La commission politique considère que les critères actuels de définition des partis politiques européens sont excessivement restrictifs. Preuve en est que seulement 10 partis européens sont reconnus comme tels, alors que les Etats membres reconnaissent, à leur niveau, plusieurs centaines de partis politiques, y compris les mouvements de simples citoyens.

Tout mouvement politique pan-européen devrait pouvoir être reconnu comme parti européen

Pour cette raison, la commission politique s’oppose à la proposition du rapport Giannakou de durcir davantage les critères de reconnaissance des partis politiques européens, en faisant de leur présence au Parlement européen un critère de définition.

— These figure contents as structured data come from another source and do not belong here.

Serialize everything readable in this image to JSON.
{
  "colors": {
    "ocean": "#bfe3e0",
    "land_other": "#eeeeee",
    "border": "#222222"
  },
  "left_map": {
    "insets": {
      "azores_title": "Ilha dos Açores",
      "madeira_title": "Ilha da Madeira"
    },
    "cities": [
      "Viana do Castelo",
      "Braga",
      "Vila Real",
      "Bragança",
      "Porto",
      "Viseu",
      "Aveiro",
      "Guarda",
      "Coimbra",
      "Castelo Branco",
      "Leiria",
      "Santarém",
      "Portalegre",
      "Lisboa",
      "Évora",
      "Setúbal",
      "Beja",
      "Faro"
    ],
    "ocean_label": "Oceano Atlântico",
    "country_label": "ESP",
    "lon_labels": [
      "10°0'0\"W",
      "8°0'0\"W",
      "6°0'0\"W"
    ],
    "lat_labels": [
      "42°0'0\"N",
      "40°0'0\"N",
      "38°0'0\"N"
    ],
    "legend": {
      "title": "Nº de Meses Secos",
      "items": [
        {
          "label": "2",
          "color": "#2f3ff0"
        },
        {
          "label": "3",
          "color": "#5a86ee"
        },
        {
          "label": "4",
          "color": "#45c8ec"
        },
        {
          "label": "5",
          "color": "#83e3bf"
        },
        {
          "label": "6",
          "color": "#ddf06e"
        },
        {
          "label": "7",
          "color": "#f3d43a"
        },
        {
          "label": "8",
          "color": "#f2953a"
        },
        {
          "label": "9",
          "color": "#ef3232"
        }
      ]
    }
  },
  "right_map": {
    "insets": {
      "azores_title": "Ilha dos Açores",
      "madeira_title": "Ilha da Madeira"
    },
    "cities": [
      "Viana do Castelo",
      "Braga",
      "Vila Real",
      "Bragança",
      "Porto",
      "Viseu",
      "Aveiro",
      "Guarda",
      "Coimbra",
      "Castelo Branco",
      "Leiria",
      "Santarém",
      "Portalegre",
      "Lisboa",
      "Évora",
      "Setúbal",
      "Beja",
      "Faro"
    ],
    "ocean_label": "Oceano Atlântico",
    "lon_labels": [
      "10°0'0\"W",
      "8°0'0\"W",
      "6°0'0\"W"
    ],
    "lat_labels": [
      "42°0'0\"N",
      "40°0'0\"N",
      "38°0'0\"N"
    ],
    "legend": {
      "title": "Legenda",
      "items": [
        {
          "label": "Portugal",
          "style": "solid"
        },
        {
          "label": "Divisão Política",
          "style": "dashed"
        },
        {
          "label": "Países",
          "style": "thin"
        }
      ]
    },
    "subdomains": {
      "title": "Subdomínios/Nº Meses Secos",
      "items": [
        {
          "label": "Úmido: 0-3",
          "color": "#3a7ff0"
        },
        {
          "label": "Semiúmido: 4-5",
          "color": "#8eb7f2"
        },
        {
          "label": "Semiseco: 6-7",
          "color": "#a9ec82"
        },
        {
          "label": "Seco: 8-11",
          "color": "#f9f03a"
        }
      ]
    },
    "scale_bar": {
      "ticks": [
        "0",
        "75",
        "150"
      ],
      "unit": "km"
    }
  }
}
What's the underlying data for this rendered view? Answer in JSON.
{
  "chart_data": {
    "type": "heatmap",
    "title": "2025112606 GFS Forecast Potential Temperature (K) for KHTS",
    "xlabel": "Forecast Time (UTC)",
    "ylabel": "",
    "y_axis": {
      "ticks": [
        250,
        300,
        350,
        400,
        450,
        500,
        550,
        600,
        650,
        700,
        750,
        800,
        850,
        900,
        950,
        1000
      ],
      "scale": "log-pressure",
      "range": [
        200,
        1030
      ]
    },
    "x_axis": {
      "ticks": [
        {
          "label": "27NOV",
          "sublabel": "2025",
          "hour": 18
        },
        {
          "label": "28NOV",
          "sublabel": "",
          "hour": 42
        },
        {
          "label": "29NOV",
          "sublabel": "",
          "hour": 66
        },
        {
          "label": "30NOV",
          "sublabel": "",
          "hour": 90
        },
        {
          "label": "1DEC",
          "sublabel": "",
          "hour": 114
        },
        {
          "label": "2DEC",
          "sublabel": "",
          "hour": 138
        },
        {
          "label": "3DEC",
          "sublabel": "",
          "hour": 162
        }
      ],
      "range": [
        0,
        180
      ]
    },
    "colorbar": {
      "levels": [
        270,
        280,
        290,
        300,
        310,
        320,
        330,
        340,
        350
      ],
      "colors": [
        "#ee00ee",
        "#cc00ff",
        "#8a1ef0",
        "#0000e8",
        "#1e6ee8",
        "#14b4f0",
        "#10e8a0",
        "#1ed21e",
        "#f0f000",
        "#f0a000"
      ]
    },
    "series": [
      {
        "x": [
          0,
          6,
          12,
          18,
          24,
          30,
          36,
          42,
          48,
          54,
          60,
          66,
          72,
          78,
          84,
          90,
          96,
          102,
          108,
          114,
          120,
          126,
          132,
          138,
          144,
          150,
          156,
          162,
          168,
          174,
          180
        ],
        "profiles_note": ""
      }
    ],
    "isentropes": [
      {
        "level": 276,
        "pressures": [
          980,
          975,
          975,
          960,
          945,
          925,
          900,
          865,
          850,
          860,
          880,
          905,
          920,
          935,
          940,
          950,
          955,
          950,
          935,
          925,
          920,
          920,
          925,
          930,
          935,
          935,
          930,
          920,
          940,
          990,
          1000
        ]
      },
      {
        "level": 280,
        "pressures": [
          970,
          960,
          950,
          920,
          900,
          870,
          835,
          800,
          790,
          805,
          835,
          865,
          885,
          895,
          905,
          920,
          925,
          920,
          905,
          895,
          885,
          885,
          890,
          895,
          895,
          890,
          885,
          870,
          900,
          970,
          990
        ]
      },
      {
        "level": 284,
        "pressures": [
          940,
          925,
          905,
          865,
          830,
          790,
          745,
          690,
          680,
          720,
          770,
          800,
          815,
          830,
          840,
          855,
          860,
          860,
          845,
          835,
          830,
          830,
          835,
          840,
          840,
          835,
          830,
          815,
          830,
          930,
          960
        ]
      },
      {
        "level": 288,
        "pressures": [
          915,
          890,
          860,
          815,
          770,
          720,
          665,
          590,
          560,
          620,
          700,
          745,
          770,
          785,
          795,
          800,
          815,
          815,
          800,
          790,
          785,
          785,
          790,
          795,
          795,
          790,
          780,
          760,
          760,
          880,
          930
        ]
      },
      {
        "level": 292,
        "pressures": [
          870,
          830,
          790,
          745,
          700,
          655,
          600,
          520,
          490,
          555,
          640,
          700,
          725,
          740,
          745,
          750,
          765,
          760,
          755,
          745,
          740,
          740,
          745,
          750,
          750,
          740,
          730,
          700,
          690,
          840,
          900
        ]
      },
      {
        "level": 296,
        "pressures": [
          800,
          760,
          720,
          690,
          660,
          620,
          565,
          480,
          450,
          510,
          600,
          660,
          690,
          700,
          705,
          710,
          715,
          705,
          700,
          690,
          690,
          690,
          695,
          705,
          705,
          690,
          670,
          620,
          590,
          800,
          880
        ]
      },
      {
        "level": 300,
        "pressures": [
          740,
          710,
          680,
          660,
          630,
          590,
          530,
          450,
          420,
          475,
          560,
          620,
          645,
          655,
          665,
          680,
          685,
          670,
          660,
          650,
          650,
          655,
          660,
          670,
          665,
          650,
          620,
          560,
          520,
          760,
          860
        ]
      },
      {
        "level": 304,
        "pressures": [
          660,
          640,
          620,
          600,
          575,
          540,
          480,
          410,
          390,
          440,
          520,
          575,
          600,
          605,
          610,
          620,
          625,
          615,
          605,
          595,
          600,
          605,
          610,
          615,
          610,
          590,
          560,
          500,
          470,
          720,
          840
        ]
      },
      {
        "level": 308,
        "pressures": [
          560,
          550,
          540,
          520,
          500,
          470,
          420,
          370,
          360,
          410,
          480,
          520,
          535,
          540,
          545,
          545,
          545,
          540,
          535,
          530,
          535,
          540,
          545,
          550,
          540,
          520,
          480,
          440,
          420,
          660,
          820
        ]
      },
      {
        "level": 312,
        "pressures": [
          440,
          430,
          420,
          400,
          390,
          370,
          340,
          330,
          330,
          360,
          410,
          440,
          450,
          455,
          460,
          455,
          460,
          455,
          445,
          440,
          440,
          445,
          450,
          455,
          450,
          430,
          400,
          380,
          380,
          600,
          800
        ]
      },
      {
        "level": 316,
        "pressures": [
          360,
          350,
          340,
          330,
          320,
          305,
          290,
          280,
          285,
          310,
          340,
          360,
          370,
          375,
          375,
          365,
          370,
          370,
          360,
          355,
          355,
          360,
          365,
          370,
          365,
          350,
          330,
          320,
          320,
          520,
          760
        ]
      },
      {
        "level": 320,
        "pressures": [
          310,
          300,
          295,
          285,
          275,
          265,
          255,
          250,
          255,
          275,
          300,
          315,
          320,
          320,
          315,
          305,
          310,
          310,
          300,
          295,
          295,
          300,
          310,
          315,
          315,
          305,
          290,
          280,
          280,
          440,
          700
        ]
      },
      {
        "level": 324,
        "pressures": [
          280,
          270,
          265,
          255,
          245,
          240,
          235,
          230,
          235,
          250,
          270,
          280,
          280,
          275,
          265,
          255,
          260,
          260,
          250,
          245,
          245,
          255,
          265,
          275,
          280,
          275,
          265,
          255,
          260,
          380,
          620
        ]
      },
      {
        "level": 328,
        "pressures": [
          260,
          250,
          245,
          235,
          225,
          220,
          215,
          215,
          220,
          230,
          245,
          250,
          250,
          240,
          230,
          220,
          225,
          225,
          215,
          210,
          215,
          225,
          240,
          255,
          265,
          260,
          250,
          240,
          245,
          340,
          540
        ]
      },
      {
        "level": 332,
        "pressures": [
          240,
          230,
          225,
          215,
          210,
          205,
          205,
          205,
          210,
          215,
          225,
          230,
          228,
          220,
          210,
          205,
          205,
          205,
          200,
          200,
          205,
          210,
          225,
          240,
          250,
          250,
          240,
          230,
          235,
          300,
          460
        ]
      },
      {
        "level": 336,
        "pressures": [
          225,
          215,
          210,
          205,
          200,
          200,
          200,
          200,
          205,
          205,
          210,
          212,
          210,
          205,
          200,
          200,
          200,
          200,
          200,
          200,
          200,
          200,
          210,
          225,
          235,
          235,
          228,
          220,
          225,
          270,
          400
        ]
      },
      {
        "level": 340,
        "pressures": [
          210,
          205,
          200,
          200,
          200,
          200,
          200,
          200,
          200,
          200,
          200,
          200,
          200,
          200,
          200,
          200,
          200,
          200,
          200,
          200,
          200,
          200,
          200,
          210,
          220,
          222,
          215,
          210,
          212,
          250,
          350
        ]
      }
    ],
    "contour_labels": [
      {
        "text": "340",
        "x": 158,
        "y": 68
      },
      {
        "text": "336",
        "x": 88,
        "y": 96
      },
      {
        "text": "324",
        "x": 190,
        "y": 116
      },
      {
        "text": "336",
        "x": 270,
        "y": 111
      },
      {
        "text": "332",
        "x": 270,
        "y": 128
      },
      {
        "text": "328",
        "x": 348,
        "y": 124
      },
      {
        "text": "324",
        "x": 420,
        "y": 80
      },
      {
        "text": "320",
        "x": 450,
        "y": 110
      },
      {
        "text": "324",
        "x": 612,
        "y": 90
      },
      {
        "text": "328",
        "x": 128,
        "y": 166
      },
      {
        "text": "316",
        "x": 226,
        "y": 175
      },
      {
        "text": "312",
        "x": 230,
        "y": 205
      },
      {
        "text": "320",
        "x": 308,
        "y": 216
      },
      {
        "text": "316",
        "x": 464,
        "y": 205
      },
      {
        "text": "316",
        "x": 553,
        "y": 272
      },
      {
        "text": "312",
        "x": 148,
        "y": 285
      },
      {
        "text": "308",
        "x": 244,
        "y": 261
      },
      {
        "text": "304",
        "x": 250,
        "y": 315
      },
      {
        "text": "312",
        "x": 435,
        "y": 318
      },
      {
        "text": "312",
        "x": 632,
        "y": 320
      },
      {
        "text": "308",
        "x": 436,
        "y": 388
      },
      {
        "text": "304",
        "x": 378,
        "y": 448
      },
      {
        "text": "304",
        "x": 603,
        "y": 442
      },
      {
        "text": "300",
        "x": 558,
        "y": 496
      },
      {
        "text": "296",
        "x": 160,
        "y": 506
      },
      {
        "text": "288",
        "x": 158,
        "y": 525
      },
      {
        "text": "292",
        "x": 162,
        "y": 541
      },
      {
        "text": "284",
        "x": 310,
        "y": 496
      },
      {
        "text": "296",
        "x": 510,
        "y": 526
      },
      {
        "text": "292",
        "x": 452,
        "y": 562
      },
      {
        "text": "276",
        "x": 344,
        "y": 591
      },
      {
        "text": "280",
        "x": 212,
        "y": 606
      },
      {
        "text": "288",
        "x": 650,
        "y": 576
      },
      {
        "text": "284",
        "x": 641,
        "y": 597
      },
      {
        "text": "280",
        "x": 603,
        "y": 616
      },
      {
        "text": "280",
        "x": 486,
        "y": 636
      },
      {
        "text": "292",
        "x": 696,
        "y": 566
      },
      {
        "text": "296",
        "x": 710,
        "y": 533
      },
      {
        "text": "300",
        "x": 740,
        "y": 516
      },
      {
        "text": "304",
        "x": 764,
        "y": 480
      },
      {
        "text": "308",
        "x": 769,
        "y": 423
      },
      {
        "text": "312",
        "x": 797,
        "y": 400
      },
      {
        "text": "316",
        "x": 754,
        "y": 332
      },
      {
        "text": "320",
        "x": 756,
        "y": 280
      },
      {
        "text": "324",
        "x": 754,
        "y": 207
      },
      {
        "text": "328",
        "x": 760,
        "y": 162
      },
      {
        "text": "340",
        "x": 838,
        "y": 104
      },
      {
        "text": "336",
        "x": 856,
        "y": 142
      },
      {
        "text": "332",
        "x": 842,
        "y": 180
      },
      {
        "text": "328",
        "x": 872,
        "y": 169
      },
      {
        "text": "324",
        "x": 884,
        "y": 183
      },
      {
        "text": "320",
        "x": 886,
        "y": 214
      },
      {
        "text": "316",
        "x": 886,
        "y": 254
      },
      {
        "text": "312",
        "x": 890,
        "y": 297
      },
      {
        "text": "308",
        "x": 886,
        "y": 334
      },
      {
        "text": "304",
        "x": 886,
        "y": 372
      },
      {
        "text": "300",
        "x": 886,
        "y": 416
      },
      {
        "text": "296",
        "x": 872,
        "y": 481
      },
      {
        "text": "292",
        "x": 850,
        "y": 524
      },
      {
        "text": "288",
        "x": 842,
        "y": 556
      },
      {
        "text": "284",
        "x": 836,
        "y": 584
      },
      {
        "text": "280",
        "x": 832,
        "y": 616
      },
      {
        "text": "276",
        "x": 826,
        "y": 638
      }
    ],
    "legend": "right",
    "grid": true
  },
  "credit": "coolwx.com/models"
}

Pour la commission politique, indépendamment de l’attribution ou non d’un financement européen, l’UE devrait reconnaître tout mouvement politique pan-européen implanté dans un nombre suffisant d’Etats membres, par exemple dans un quart des Etats. C’est une condition indispensable pour que la compétition électorale européenne demeure une compétition ouverte et démocratique.

Des compensations pour les petits partis européens impliqués dans la campagne

Concernant la répartition des financements européens entre partis, la commission politique accepte une concentration plus poussée des fonds sur les partis européens représentés au Parlement, à condition que des compensations financières limitées soient prévues pour les petits partis. Ces compensations devraient couvrir les frais de campagnes de base des petits partis européens qui ont fait l’effort de s’impliquer dans les élections européennes.

Par ailleurs, la commission rejette la proposition de ne plus prendre en compte, dans les critères de financement, les élus régionaux des partis européens qui ne siègeraient pas dans une assemblée régionale disposant de pouvoirs législatifs. Si une distinction entre assemblées régionales législatives et non-législatives a un sens, en faire un critère de financement favoriserait les partis mieux implantés dans les Etats membres fédéraux, au détriment des Etats membres unitaires.